La Ville de Besançon écrit :
"En ces périodes de fortes chaleurs et de sécheresse, les massifs fleuris de la ville jouent un rôle essentiel pour les pollinisateurs.
Alors que les ressources en nectar se font plus rares dans la nature, ces espaces fleuris offrent une précieuse source de nourriture aux abeilles et aux autres insectes pollinisateurs.
Au-delà de leur rôle esthétique, nos massifs contribuent ainsi à préserver la biodiversité en ville.
Un grand merci à nos agents municipaux qui entretiennent avec soin ces espaces."
Au 28 juillet à 14 h 30, la publication comptabilisait 284 commentaires. Certains internautes saluent l'initiative de la Ville et adressent leurs encouragements aux agents municipaux. Une majorité des réactions exprime toutefois des réserves ou des critiques sur le message publié.
Plusieurs commentateurs estiment que les espèces plantées dans les massifs municipaux ne figurent pas parmi les plus favorables aux pollinisateurs. Ils citent notamment la lavande, les arbres fruitiers, le tournesol, les plantes aromatiques, la phacélie ou encore diverses fleurs sauvages comme les pissenlits, les coquelicots, les marguerites ou les vipérines, réputées pour leur intérêt mellifère. Certains soulignent également que de nombreux massifs sont composés de fleurs annuelles cultivées en pots ou en bacs, nécessitant un arrosage régulier en période estivale.
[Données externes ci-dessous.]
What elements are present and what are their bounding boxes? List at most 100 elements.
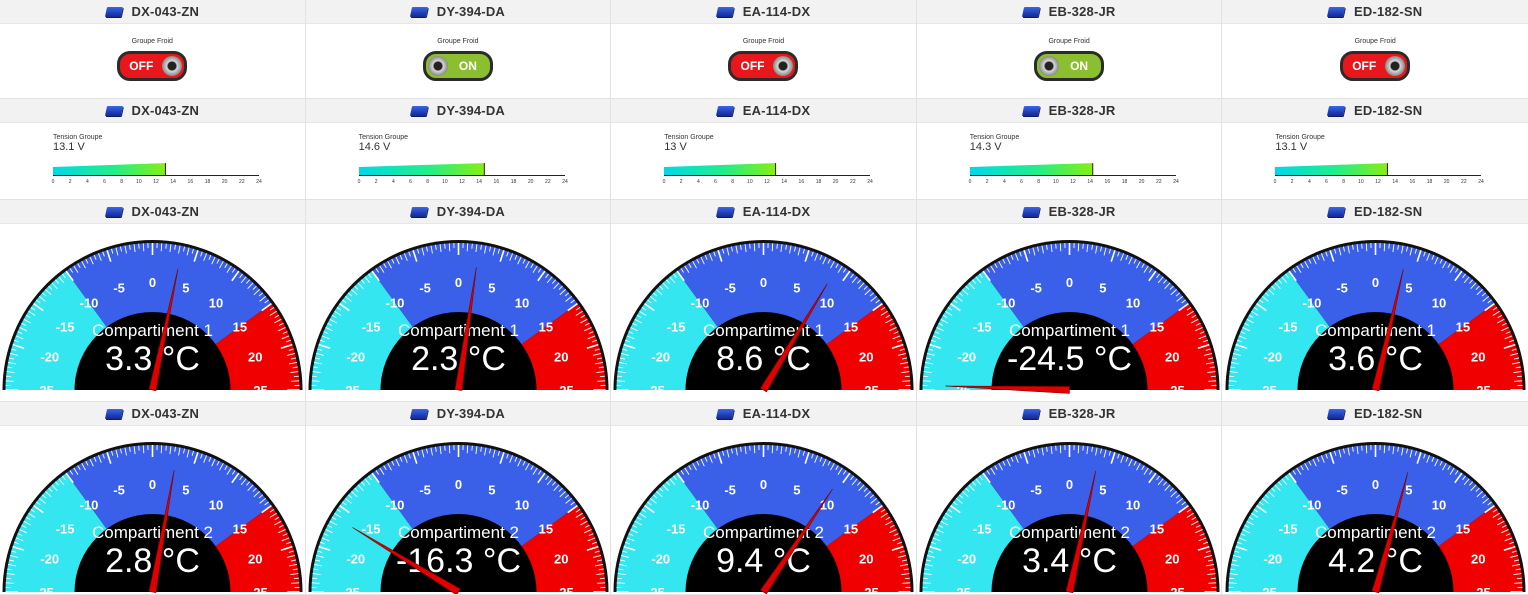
vehicle-header: DY-394-DA: [305, 99, 611, 123]
gauge-tick: [922, 582, 931, 584]
gauge-tick: [1120, 455, 1124, 463]
gauge-tick: [292, 568, 298, 571]
gauge-tick: [1483, 504, 1495, 514]
gauge-tick: [1110, 249, 1116, 262]
gauge-scale-label: -5: [1030, 280, 1042, 295]
tension-tick-label: 2: [986, 179, 989, 185]
gauge-tick: [38, 295, 46, 302]
gauge-tick: [48, 487, 53, 492]
gauge-tick: [89, 256, 94, 265]
gauge-tick: [1454, 268, 1459, 273]
group-froid-toggle[interactable]: OFF: [728, 51, 799, 81]
gauge-tick: [488, 246, 491, 252]
gauge-tick: [226, 265, 232, 273]
gauge-tick: [929, 545, 942, 552]
gauge-tick: [922, 380, 931, 382]
tension-tick-label: 4: [392, 179, 395, 185]
gauge-tick: [17, 331, 23, 335]
gauge-tick: [551, 481, 556, 486]
gauge-tick: [1170, 491, 1177, 498]
vehicle-header: EB-328-JR: [916, 0, 1222, 24]
gauge-tick: [598, 568, 604, 571]
gauge-tick: [1164, 484, 1171, 491]
gauge-tick: [341, 501, 347, 506]
gauge-tick: [673, 475, 678, 481]
gauge-tick: [231, 472, 240, 484]
gauge-tick: [971, 279, 976, 284]
gauge-tick: [851, 276, 858, 284]
gauge-tick: [623, 343, 636, 350]
gauge-tick: [1505, 533, 1511, 537]
gauge-tick: [1199, 331, 1205, 335]
tension-tick-label: 4: [86, 179, 89, 185]
gauge-tick: [680, 268, 685, 273]
gauge-tick: [30, 307, 36, 311]
gauge-tick: [1324, 251, 1328, 257]
gauge-tick: [536, 472, 546, 484]
group-froid-toggle[interactable]: ON: [422, 51, 493, 81]
gauge-tick: [1190, 318, 1199, 324]
gauge-tick: [564, 295, 572, 302]
gauge-tick: [395, 458, 400, 467]
gauge-tick: [1383, 445, 1385, 454]
gauge-tick: [290, 573, 299, 576]
group-froid-toggle[interactable]: OFF: [117, 51, 188, 81]
gauge-tick: [160, 243, 163, 252]
gauge-tick: [947, 509, 953, 513]
gauge-tick: [1103, 449, 1107, 458]
gauge-tick: [278, 529, 286, 534]
tension-tick-label: 14: [476, 179, 482, 185]
gauge-tick: [1023, 451, 1029, 464]
gauge-tick: [656, 491, 663, 498]
group-froid-toggle[interactable]: OFF: [1340, 51, 1411, 81]
gauge-tick: [216, 258, 220, 264]
gauge-tick: [811, 251, 814, 257]
gauge-tick: [588, 533, 594, 537]
gauge-tick: [692, 260, 698, 269]
gauge-tick: [115, 449, 119, 458]
gauge-tick: [290, 559, 297, 562]
gauge-tick: [1342, 448, 1345, 454]
gauge-tick: [312, 568, 318, 571]
truck-icon: [1326, 408, 1346, 419]
gauge-tick: [1232, 353, 1241, 356]
gauge-tick: [940, 520, 948, 526]
gauge-tick: [1425, 455, 1430, 463]
gauge-tick: [1405, 246, 1408, 252]
gauge-tick: [1236, 541, 1242, 545]
tension-tick-label: 20: [527, 179, 533, 185]
gauge-tick: [1094, 447, 1098, 456]
gauge-tick: [186, 247, 190, 256]
gauge-tick: [58, 478, 65, 486]
vehicle-plate: EB-328-JR: [1048, 103, 1116, 118]
gauge-tick: [1207, 371, 1216, 374]
toggle-knob-icon: [1385, 56, 1406, 76]
gauge-tick: [28, 310, 36, 316]
gauge-tick: [564, 494, 569, 499]
gauge-tick: [890, 322, 895, 326]
gauge-tick: [1329, 451, 1335, 464]
gauge-tick: [7, 568, 13, 571]
gauge-tick: [193, 249, 199, 262]
toggle-state-text: OFF: [1352, 59, 1377, 73]
gauge-tick: [1255, 302, 1267, 312]
gauge-tick: [965, 285, 970, 290]
gauge-tick: [382, 263, 387, 269]
gauge-tick: [653, 494, 658, 499]
tension-tick-label: 14: [1393, 179, 1399, 185]
gauge-tick: [434, 446, 437, 452]
gauge-tick: [226, 467, 232, 475]
gauge-tick: [1503, 343, 1516, 350]
tension-tick-label: 20: [222, 179, 228, 185]
tension-tick-label: 22: [545, 179, 551, 185]
gauge-scale-label: -15: [56, 320, 75, 335]
tension-tick-label: 0: [357, 179, 360, 185]
gauge-tick: [1125, 456, 1129, 462]
gauge-scale-label: 0: [760, 275, 767, 290]
gauge-tick: [364, 478, 370, 486]
gauge-tick: [1511, 362, 1520, 365]
gauge-scale-label: 0: [454, 275, 461, 290]
gauge-tick: [662, 282, 669, 289]
group-froid-toggle[interactable]: ON: [1034, 51, 1105, 81]
gauge-tick: [704, 456, 708, 462]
D'autres internautes critiquent plus largement la communication de la municipalité. L'un d'eux écrit notamment :
"Laissez Ludovic Fagaut écrire ce genre de publications sur ses propres réseaux s’il le souhaite, mais n’utilisez pas les canaux officiels de la Ville pour réécrire ce que Besançon défendait encore hier."
Il ajoute en s'adressant directement au maire :
"Ludovic Fagaut enfin… faites de l’économie, de la gestion, validez des constructions, mais arrêtez de mentir… on a besoin de pédagogie et d’éducation sur le vivant. Pas de DEMAgogie."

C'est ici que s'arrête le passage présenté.